Like other charismatic preachers, Bonnke has made healing a hallmark of his services, and claims those who’ve attended have been cured of everything from AIDS to cancer to paralysis. In the most widely-told story about him, he says he witnessed the resurrection of Daniel Ekechukwu, a Nigerian man whose wife brought his body to a church where Bonnke was appearing. Both Bonnke and Kolenda claim, matter-of-factly, to have witnessed other resurrections, too, but they and their adherents repeatedly tell the story of Ekechukwu, saying there is so much evidence of a profound miracle, that it cannot be questioned.

“It is watertight. It could not be denied,” Bonnke said.

In Miami, Bonnke does not lead the prayers for healing. An hour after appearing, he slips off stage right with little fanfare and is replaced by the Rev. Daniel Kolenda, the 33-year-old tapped as his successor. Kolenda serves as president at Christ for all Nations, the international ministry that Bonnke started, and has taken over the bulk of overseas crusades.

And in the climax, Kolenda commands a litany of illnesses to be cured. Around the arena, people claim to experience healing.

Daphne Bonas, 82, said she felt a heat run through her body and is convinced her bladder cancer has been cured. Though she hadn’t yet seen a doctor to verify her healing, she is convinced tests will validate a miracle.

“I’m looking forward to them telling me, ‘There’s nothing there and you’re OK,’” she said.

Belief in healings is a chief driver of the crowds to Bonnke’s events, as it is for preachers including Kenneth Copeland and Benny Hinn, two men with whom he is closely linked. All three have been associated with the so-called prosperity gospel, which stresses God will reward the faithful with health and wealth, and all three have led ministries that have made them rich.

Bonnke lives near Palm Beach in a $3 million Ritz-Carlton condo with ocean views. Though Bonnke’s compensation from Christ for all Nations was $178,784 last year, it was down significantly from $289,546 two years earlier, according to IRS filings.
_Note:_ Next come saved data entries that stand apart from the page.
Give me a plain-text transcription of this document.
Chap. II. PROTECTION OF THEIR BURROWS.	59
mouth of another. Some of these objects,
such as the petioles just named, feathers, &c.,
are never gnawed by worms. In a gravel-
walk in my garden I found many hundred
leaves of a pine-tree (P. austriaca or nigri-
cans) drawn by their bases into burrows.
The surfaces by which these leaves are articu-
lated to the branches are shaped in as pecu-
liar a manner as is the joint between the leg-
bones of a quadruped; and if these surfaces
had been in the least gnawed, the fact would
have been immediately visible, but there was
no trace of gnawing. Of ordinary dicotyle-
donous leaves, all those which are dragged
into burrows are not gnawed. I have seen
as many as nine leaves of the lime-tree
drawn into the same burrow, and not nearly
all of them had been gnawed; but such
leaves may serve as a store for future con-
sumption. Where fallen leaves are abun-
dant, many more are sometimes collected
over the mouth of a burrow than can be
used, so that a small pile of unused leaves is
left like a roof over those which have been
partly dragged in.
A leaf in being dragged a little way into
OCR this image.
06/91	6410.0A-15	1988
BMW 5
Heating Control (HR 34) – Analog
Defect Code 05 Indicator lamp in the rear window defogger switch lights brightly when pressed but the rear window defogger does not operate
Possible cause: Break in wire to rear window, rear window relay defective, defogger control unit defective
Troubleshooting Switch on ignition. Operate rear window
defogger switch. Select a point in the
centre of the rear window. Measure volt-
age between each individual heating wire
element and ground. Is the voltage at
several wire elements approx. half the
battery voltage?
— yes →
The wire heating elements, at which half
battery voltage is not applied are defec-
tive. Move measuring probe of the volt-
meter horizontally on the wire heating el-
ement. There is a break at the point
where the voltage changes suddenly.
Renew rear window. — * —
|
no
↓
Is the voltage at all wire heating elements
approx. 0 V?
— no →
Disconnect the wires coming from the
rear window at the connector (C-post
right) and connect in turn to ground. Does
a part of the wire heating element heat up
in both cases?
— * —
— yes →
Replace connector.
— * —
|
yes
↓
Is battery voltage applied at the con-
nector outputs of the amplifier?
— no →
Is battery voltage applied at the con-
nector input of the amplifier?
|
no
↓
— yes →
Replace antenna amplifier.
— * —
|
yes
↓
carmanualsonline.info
Overall, from 2006 through 2013, Christ for all Nations reported to the IRS more than $105 million in donations.

Rusty Leonard, whose MinistryWatch analyzes religious groups’ finances, said he is concerned by the number of affiliated organizations Christ for all Nations spends money on, and from which he says Bonnke is likely to receive additional income.

“It’s a classic way to funnel money to yourself,” Leonard said.

Bonnke’s crusades are free to attend, and no offering was taken at the Miami event. He says Christ does not want people’s money, he wants their hearts.

And so he will take his crusade to Greensboro, North Carolina, next, then to Long Island and Houston, Chicago and Pittsburgh and beyond.